Though plenty of studies have assessed combat veterans returning home, this Michigan State University study is the first to look at soldiers who are actively fighting in combat zones. They found that soldiers who held a positive outlook and thought in “less catastrophic terms” about what they experienced fared better, psychologically, combat. These soldiers experienced less anxiety and depression both on the ground and back home. In the future, training sessions for military combat troops and civilian first responders may incorporate an emphasis on less catastrophic thinking to help their personnel deal with the trauma they experience.

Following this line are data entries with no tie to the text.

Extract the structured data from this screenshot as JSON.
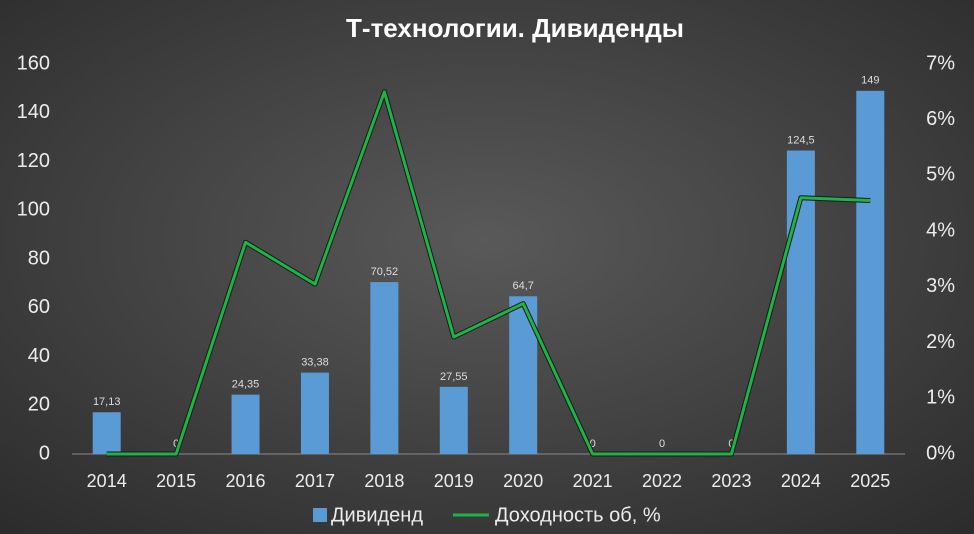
{
  "chart_data": {
    "type": "bar",
    "title": "Т-технологии. Дивиденды",
    "categories": [
      "2014",
      "2015",
      "2016",
      "2017",
      "2018",
      "2019",
      "2020",
      "2021",
      "2022",
      "2023",
      "2024",
      "2025"
    ],
    "series": [
      {
        "name": "Дивиденд",
        "type": "bar",
        "color": "#5b9bd5",
        "values": [
          17.13,
          0,
          24.35,
          33.38,
          70.52,
          27.55,
          64.7,
          0,
          0,
          0,
          124.5,
          149
        ],
        "value_labels": [
          "17,13",
          "0",
          "24,35",
          "33,38",
          "70,52",
          "27,55",
          "64,7",
          "0",
          "0",
          "0",
          "124,5",
          "149"
        ]
      },
      {
        "name": "Доходность об, %",
        "type": "line",
        "axis": "y2",
        "color": "#1db447",
        "values": [
          0,
          0,
          3.8,
          3.05,
          6.5,
          2.1,
          2.7,
          0,
          0,
          0,
          4.6,
          4.55
        ]
      }
    ],
    "ylim": [
      0,
      160
    ],
    "yticks": [
      0,
      20,
      40,
      60,
      80,
      100,
      120,
      140,
      160
    ],
    "y2lim": [
      0,
      7
    ],
    "y2ticks": [
      {
        "value": 0,
        "label": "0%"
      },
      {
        "value": 1,
        "label": "1%"
      },
      {
        "value": 2,
        "label": "2%"
      },
      {
        "value": 3,
        "label": "3%"
      },
      {
        "value": 4,
        "label": "4%"
      },
      {
        "value": 5,
        "label": "5%"
      },
      {
        "value": 6,
        "label": "6%"
      },
      {
        "value": 7,
        "label": "7%"
      }
    ],
    "grid": false,
    "legend": "bottom"
  }
}
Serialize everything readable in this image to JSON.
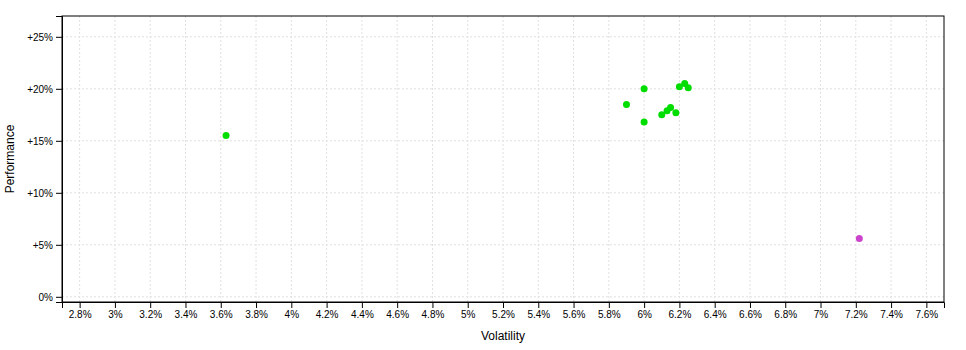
{
  "chart_data": {
    "type": "scatter",
    "xlabel": "Volatility",
    "ylabel": "Performance",
    "xlim": [
      0.027,
      0.077
    ],
    "ylim": [
      -0.005,
      0.27
    ],
    "xticks": [
      {
        "value": 0.028,
        "label": "2.8%"
      },
      {
        "value": 0.03,
        "label": "3%"
      },
      {
        "value": 0.032,
        "label": "3.2%"
      },
      {
        "value": 0.034,
        "label": "3.4%"
      },
      {
        "value": 0.036,
        "label": "3.6%"
      },
      {
        "value": 0.038,
        "label": "3.8%"
      },
      {
        "value": 0.04,
        "label": "4%"
      },
      {
        "value": 0.042,
        "label": "4.2%"
      },
      {
        "value": 0.044,
        "label": "4.4%"
      },
      {
        "value": 0.046,
        "label": "4.6%"
      },
      {
        "value": 0.048,
        "label": "4.8%"
      },
      {
        "value": 0.05,
        "label": "5%"
      },
      {
        "value": 0.052,
        "label": "5.2%"
      },
      {
        "value": 0.054,
        "label": "5.4%"
      },
      {
        "value": 0.056,
        "label": "5.6%"
      },
      {
        "value": 0.058,
        "label": "5.8%"
      },
      {
        "value": 0.06,
        "label": "6%"
      },
      {
        "value": 0.062,
        "label": "6.2%"
      },
      {
        "value": 0.064,
        "label": "6.4%"
      },
      {
        "value": 0.066,
        "label": "6.6%"
      },
      {
        "value": 0.068,
        "label": "6.8%"
      },
      {
        "value": 0.07,
        "label": "7%"
      },
      {
        "value": 0.072,
        "label": "7.2%"
      },
      {
        "value": 0.074,
        "label": "7.4%"
      },
      {
        "value": 0.076,
        "label": "7.6%"
      }
    ],
    "yticks": [
      {
        "value": 0.0,
        "label": "0%"
      },
      {
        "value": 0.05,
        "label": "+5%"
      },
      {
        "value": 0.1,
        "label": "+10%"
      },
      {
        "value": 0.15,
        "label": "+15%"
      },
      {
        "value": 0.2,
        "label": "+20%"
      },
      {
        "value": 0.25,
        "label": "+25%"
      }
    ],
    "grid": true,
    "series": [
      {
        "color": "#00dd00",
        "x": [
          0.0363,
          0.059,
          0.06,
          0.06,
          0.061,
          0.0613,
          0.0615,
          0.0618,
          0.062,
          0.0623,
          0.0625
        ],
        "values": [
          0.155,
          0.185,
          0.168,
          0.2,
          0.175,
          0.179,
          0.182,
          0.177,
          0.202,
          0.205,
          0.201
        ]
      },
      {
        "color": "#cc44cc",
        "x": [
          0.0722
        ],
        "values": [
          0.056
        ]
      }
    ]
  }
}
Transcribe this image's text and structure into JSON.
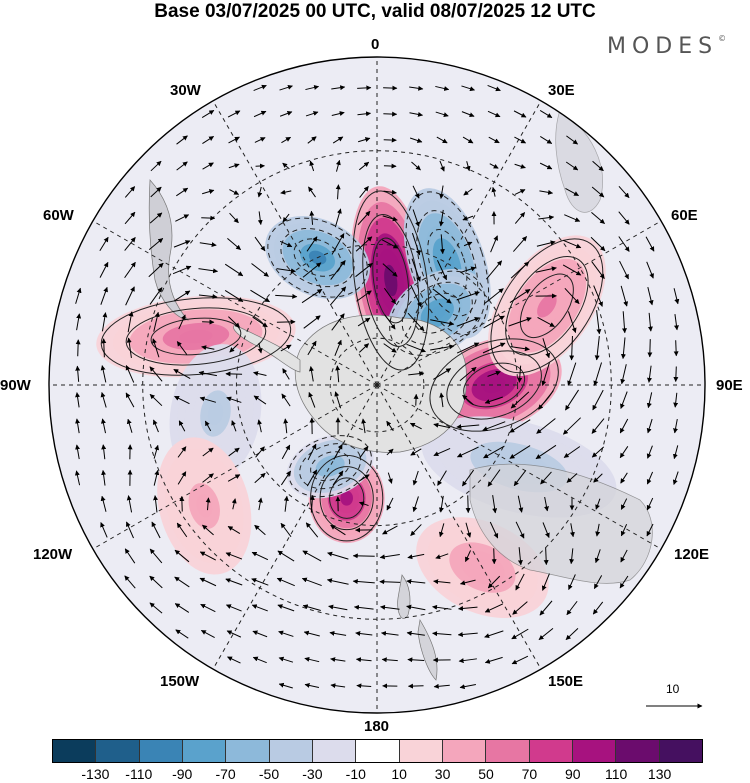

It’s not just external experiences such as war that can be traumatic: an internal experience, such as battling a serious disease, can also be very difficult. A new study of breast cancer survivors who’ve undergone reconstructive surgery finds that differing personality traits mean differing quality of life after reconstruction. The surprise here? It’s not “positivity” that yields the most improvement. Those who were “apprehensive and doubtful” saw great improvement after reconstruction, presumably because it resorted their body image and reduced insecurity. Those who were “vindictive and self-centered” also had higher-than-normal quality of life after reconstruction, presumably because the surgery symbolizes completing “revenge on cancer.” In the future, these insights can be used to help determine which breast cancer patients are most (and least) at need for psychotherapy as they go through the process of treatment and/or reconstruction.